I think the issue only arises with the current rstan 2.16.2.
I was also getting this with rstan 2.15.2.
If you run it multiple times, say 100, what fraction will fail?
How is your memory usage?
About 30% fail with r=.1. None fail when r=1 and all fail when r=0.
I don’t know how to determine memory usage or CPU usage. Certainly there is nothing particularly noticeable if I look at Activity Monitor.
It seems that when it fails, the model is not initializing within 100 attempts. But rather than saying that, it just says
"c++ exception (unknown reason)".
I discovered two things that might be of interest with respect to this problem:
- It runs correctly if I replace
tau[i] ~ exponential(betas);
target += -betas*tau[i]+log(betas);
My understanding is that these should do exactly the same thing, so the fact that one crashes and the other doesn’t is interesting. Not only does it not crash, it produces what look like correct results. I should mention that I get the same problem with gamma distributions, and these problems are also corrected when I replace the sampling notation by an explicit log density.
- Even though no one else seems to get these errors, I get them when I run it on another Mac. So It’s not something weird about this one laptop. It might be something weird about how I’m setting it up, but I’m not really competent to do anything particularly idiosyncratic. I recently had to install clang4, because Rcpp had started giving fatal errors after some update.
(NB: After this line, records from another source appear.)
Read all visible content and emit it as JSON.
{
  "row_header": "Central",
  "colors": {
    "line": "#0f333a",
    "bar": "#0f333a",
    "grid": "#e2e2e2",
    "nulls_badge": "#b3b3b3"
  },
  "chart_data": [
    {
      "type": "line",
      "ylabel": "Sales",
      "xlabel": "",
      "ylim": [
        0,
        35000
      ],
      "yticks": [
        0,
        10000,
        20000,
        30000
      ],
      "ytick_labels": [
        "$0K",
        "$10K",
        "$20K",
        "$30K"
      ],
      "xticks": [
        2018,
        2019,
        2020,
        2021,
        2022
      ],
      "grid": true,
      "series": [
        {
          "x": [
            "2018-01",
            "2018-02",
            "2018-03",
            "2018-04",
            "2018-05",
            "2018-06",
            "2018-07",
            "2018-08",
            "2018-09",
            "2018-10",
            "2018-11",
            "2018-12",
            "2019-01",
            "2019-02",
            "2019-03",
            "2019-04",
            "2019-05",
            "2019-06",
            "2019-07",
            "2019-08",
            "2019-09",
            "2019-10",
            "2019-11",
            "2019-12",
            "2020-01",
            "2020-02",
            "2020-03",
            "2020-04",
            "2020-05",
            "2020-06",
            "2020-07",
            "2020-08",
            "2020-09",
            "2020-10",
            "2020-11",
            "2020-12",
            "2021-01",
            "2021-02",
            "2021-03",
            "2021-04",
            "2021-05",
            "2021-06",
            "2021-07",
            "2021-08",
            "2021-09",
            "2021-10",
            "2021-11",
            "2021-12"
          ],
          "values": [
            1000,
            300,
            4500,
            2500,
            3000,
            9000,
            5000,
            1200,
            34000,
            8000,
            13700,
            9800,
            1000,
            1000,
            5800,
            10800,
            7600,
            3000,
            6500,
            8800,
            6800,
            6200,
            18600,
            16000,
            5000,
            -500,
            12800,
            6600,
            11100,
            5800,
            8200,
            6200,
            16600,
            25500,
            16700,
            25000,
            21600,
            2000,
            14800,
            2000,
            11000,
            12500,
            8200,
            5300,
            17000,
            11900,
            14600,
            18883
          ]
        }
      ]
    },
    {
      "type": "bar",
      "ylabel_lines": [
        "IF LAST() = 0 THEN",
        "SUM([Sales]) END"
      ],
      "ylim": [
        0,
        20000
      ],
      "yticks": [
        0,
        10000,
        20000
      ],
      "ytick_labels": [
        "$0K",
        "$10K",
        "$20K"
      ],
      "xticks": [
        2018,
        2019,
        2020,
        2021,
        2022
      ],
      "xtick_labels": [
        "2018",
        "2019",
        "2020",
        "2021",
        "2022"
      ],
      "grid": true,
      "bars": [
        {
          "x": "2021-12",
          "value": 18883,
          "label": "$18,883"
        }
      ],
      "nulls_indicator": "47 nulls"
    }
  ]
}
There’s clearly something different about your install if you get different answers than others.
The main difference between our probability functions and rolling your own is that our probability functions will reject and cause expections whereas the handwritten ones with functions like
log() will just propagate NaN values until they get rejected in the end. We did it that way to provide warning messages, which should now be turned back on in RStan 2.16 (they are for me, but again, people are reporting different behavior on different installs).